2. Nova Iorque Delirante, de Rem Koolhaas
Não tenho nenhuma vergonha em admitir que comprei esse livro pela capa, em uma promoção no site da editora. O tema, obviamente, também me interessava. A junção das duas coisas, conteúdo e design, faz com que este livro seja muito especial. Enquanto o arquiteto holandês se debruça sobre Nova Iorque, em toda a maluquice que é a ultraconcentração humana nos arranha-céus, a editora nos presenteia com um projeto gráfico que complementa o debate sobre verticalização proposta pelo autor, com infinitas linhas paralelas ao longo da edição.
3. Caderno de um ausente, de João Anzanello Carrascoza
Em algumas ocasiões, o projeto gráfico da Cosac dá vazão a ideias dos escritores. Em Caderno de um ausente, Carrascoza achou que vírgulas e pontos não eram o suficiente para exprimir algumas das pausas de seu texto. Em vez dos sinais gráficos, então, adotou espaços prolongados entre as frases. A editora embarcou na viagem e imprimiu o livro inteiro na cor salmão. As pausas, então, se transformaram em retângulos brancos no meio do texto – a expressão física da suspensão desejada pelo autor.
4. Opsanie Swiata, de Verônica Stigger
Se o livro é legal, o projeto gráfico é sensacional. Nesse caso, foi pensado não apenas como um detalhe, mas como parte integrante do conteúdo. Se bem me lembro das declarações de Verônica Stigger à época em que recebeu o Prêmio São Paulo de Literatura, em 2014, ela deu indicações muito específicas sobre a organização visual de seu romance e forneceu pessoalmente as ilustrações que complementam a narrativa. Opsanie Swiata é impresso em páginas cinzas, roxas, douradas e areia, com texto em roxo escuro.
5. Celular – 13 histórias à moda antiga, de Ingo Schulze
Os treze contos desse escritor alemão contemporâneo estão divididos em três capítulos – e a forma como essa divisão é apresentada é um dos maiores exemplos das sutilezas da Cosac. Não há capítulo 1, 2 e 3 numerados dessa forma. Em vez disso, cada capítulo é precedido de um, dois ou três traços vermelhos na página de abertura. Depois, os traços são replicados no canto de cada página, de forma que a divisão é visível olhando-se o livro pela lateral. Obviamente, não há nenhuma explicação sobre isso no volume -e aposto que muita gente passou batido.
6. 50 poemas escolhidos pelo autor, Manuel Bandeira
O miolo do livro não está entre os trabalhos mais impressionantes da Cosac Naify, embora seja classudo e bem acima da média, com títulos dos poemas em vermelho e a numeração da dupla de páginas concentrada apenas na da esquerda, próxima do centro do livro. Mas a obra de arte está na capa, em degradê azul, com textura em ranhuras. A editora publicou vários livros de Bandeira com essa pegada. O outro que temos em casa, Apresentação da poesia brasileira, tem capa em degradê laranja.

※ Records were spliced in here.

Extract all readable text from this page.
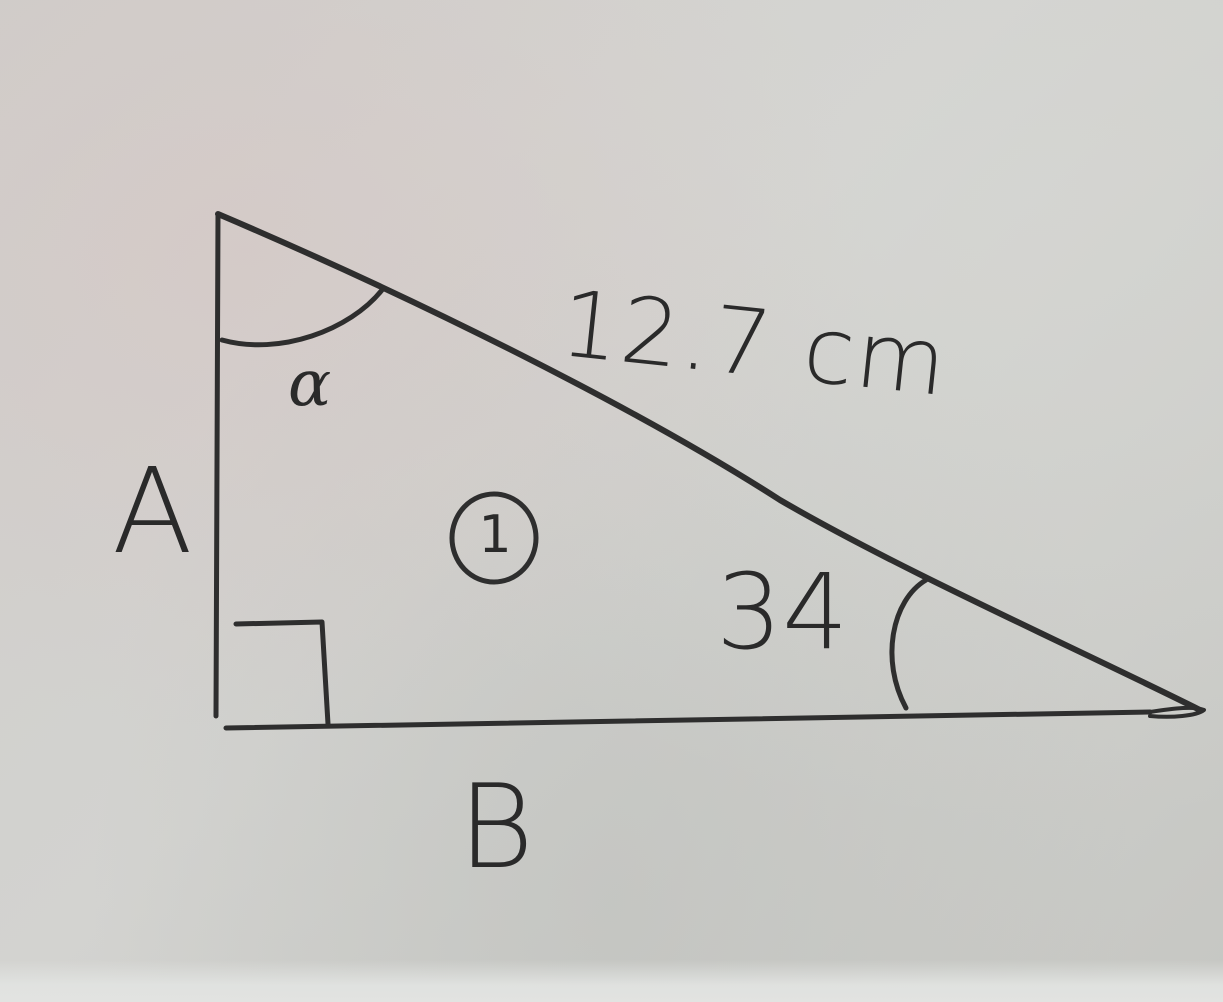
12.7 cm
α
A
B
34
1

7. Pawana, J.M.G. Le Clézio
O conto em que o escritor francês se inspira no clássico Moby Dick, de Herman Melville, saiu pela Cosac com capa dura e ilustrações de Guazzelli, que aparecem em página inteira ou páginas duplas, além de compondo também elementos extra-textuais. Todas as ilustrações usam apenas preto, branco e cinza chapado, exemplo da elegância com simplicidade que são marca da editora.

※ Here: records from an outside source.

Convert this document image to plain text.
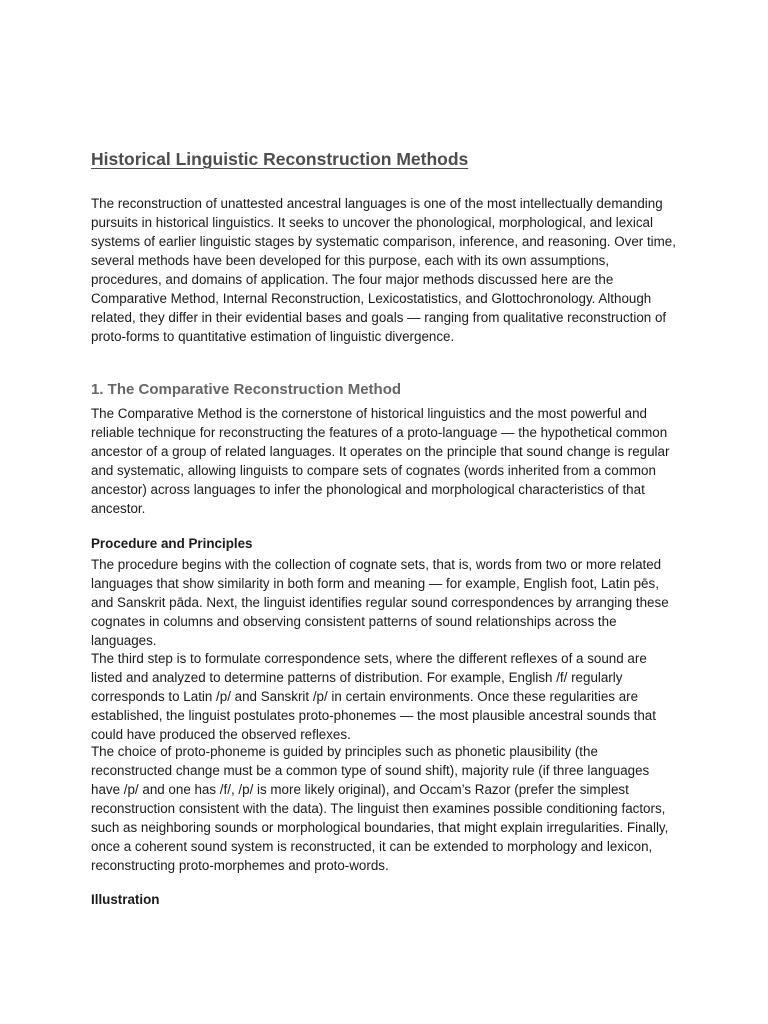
Historical Linguistic Reconstruction Methods

The reconstruction of unattested ancestral languages is one of the most intellectually demanding pursuits in historical linguistics. It seeks to uncover the phonological, morphological, and lexical systems of earlier linguistic stages by systematic comparison, inference, and reasoning. Over time, several methods have been developed for this purpose, each with its own assumptions, procedures, and domains of application. The four major methods discussed here are the Comparative Method, Internal Reconstruction, Lexicostatistics, and Glottochronology. Although related, they differ in their evidential bases and goals — ranging from qualitative reconstruction of proto-forms to quantitative estimation of linguistic divergence.

1. The Comparative Reconstruction Method

The Comparative Method is the cornerstone of historical linguistics and the most powerful and reliable technique for reconstructing the features of a proto-language — the hypothetical common ancestor of a group of related languages. It operates on the principle that sound change is regular and systematic, allowing linguists to compare sets of cognates (words inherited from a common ancestor) across languages to infer the phonological and morphological characteristics of that ancestor.

Procedure and Principles

The procedure begins with the collection of cognate sets, that is, words from two or more related languages that show similarity in both form and meaning — for example, English foot, Latin pēs, and Sanskrit pāda. Next, the linguist identifies regular sound correspondences by arranging these cognates in columns and observing consistent patterns of sound relationships across the languages.

The third step is to formulate correspondence sets, where the different reflexes of a sound are listed and analyzed to determine patterns of distribution. For example, English /f/ regularly corresponds to Latin /p/ and Sanskrit /p/ in certain environments. Once these regularities are established, the linguist postulates proto-phonemes — the most plausible ancestral sounds that could have produced the observed reflexes.

The choice of proto-phoneme is guided by principles such as phonetic plausibility (the reconstructed change must be a common type of sound shift), majority rule (if three languages have /p/ and one has /f/, /p/ is more likely original), and Occam’s Razor (prefer the simplest reconstruction consistent with the data). The linguist then examines possible conditioning factors, such as neighboring sounds or morphological boundaries, that might explain irregularities. Finally, once a coherent sound system is reconstructed, it can be extended to morphology and lexicon, reconstructing proto-morphemes and proto-words.

Illustration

8. O africano, J.M.G Le Clézio
Até nas edições de bolso a editora sai da caixa. A série Portátil, por exemplo, saiu com capa meio padronizada e miolo sem grandes invenções. O detalhe, no entanto, vem na costura do livro, em laranja, uma das cores mais marcantes do grafismo da capa. Esse romance curto de Le Clézio, aliás, é excelente. Li pouco depois de ver o filme Tabu, do diretor português Miguel Gomes, e recomendo a experiência.
9. Contos maravilhosos, infantis e domésticos (1812-1815), Irmãos Grimm
São dois tomos concentrando as histórias orais recolhidas pelos irmãos alemães Grimm no começo do século 19 – a maioria já bem conhecida do público em todo o mundo, se não por seu registro escrito, certamente por causa das adaptações para o cinema. Esta edição da Cosac é um primor: ilustrada com material original de J. Borges, com miolo alusivo à estética típica da panfletaria em xilogravuras, comum na literatura de cordel, inclusive na cor do papel, variando entre amarelo, verde, rosa e azul. O lindíssimo projeto foi acompanhando da exposição Grimm Agreste, que ficou em cartaz no Sesc Itaquera. Ela relacionava os contos do livro ao universo do Sertão nordestino, tendo como elo de ligação principalmente o trabalho de J.Borges. Uma experiência incrível ver as matrizes de madeira de perto – o livro ganhando outra dimensão física, um presente e tanto para os bibliófilos.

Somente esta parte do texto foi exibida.